Waiver of cost of insurance. This pauses premium payments if you become disabled. The waiver of premium rider keeps your policy in force, but no funds are added to the cash value.
Accelerated death benefit. This allows you to access some or all of your death benefit while you’re still alive if you’re diagnosed with a terminal, critical or chronic illness. The terms of the rider vary by insurer, so check to see which illnesses will be covered by your insurer’s accelerated death benefit and how much it pays out.
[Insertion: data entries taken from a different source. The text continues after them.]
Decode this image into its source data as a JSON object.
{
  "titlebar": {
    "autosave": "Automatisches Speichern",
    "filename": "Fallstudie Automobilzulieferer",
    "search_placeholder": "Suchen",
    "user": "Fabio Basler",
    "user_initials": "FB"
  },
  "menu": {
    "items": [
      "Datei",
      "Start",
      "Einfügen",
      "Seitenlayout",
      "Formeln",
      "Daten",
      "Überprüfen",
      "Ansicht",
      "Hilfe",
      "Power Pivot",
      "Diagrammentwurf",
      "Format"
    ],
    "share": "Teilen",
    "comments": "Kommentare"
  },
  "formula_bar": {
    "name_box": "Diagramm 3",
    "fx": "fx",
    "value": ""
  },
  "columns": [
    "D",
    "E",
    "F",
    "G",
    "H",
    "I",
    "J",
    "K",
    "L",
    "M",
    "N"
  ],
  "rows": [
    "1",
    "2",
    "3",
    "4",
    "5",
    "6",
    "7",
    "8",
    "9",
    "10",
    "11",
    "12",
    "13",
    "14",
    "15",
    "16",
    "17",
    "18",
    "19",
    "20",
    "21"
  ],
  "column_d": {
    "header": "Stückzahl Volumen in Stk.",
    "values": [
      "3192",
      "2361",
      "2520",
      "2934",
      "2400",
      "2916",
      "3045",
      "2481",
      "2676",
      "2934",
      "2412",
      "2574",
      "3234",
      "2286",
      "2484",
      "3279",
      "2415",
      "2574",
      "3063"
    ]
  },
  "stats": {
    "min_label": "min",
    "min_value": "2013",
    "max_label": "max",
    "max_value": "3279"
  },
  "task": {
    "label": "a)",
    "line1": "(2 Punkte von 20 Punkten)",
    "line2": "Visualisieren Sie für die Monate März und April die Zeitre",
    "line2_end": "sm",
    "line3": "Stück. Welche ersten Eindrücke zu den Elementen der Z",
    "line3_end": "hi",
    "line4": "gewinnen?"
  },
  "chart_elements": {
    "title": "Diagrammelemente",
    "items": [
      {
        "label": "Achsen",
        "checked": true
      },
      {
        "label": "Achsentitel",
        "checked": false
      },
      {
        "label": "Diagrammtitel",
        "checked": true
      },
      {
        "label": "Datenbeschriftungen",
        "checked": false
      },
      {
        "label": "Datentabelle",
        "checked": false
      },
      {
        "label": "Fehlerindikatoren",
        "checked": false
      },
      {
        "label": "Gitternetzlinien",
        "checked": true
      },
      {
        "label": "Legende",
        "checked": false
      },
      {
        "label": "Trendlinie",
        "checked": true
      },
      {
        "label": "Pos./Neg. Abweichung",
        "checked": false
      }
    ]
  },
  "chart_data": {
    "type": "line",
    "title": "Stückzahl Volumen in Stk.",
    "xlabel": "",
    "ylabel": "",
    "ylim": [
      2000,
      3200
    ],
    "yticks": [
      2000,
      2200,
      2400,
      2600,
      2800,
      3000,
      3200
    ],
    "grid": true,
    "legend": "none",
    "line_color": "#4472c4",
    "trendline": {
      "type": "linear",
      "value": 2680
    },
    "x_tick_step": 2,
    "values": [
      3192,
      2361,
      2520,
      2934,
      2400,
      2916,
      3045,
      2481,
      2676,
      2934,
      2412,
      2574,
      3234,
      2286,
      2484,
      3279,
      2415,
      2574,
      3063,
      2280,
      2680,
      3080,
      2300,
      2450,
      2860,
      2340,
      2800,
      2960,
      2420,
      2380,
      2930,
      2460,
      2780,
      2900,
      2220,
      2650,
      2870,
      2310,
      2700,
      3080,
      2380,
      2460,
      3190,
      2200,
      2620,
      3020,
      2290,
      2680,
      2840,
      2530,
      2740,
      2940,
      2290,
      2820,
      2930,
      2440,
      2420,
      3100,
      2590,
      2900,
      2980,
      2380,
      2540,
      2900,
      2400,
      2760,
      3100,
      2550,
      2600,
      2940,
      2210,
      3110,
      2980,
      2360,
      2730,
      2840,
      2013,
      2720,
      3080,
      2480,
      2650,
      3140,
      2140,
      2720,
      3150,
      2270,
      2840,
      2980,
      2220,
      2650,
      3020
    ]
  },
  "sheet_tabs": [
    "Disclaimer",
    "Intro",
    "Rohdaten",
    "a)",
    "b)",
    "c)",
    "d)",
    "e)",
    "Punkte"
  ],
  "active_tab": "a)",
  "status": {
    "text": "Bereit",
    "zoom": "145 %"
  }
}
Family riders. Child term riders and spouse riders allow you to add coverage for additional members of your family under your universal life policy.
Accidental death. An accidental death benefit rider increases the payout from your policy if you die in, or as a result of, an accident.
Guaranteed insurability. This allows you to increase the death benefit of your policy at specific life stages or policy anniversaries, without an exam or health questionnaire. For example, with a guaranteed insurability rider you could increase your death benefit when your child is born, even if you’ve developed a medical condition.
How to find the best universal life insurance company
Universal life policies are complex, so to find the right company, focus on these three things:
Financial strength. You'll want a life insurance provider that’s financially strong so you'll know your cash value is safe and your beneficiaries will receive a payout when you die. In most cases, you can find financial strength ratings for life insurance companies from AM Best or S&P Global Ratings, but you may need a free login to check. All of the insurers on NerdWallet’s list of the best life insurance companies have ratings of A+ or higher from AM Best.
Policy types. You should find a company that offers the policy options you’re looking for — the riders above may not be available from each company. Universal life policies can be sold with different guaranteed level premiums and various fee structures.
Expert advice. Finally, it’s a good idea to consult a fee-only life insurance consultant, and you can usually find one through an online search. These experts can help you to better understand how the company’s products differ.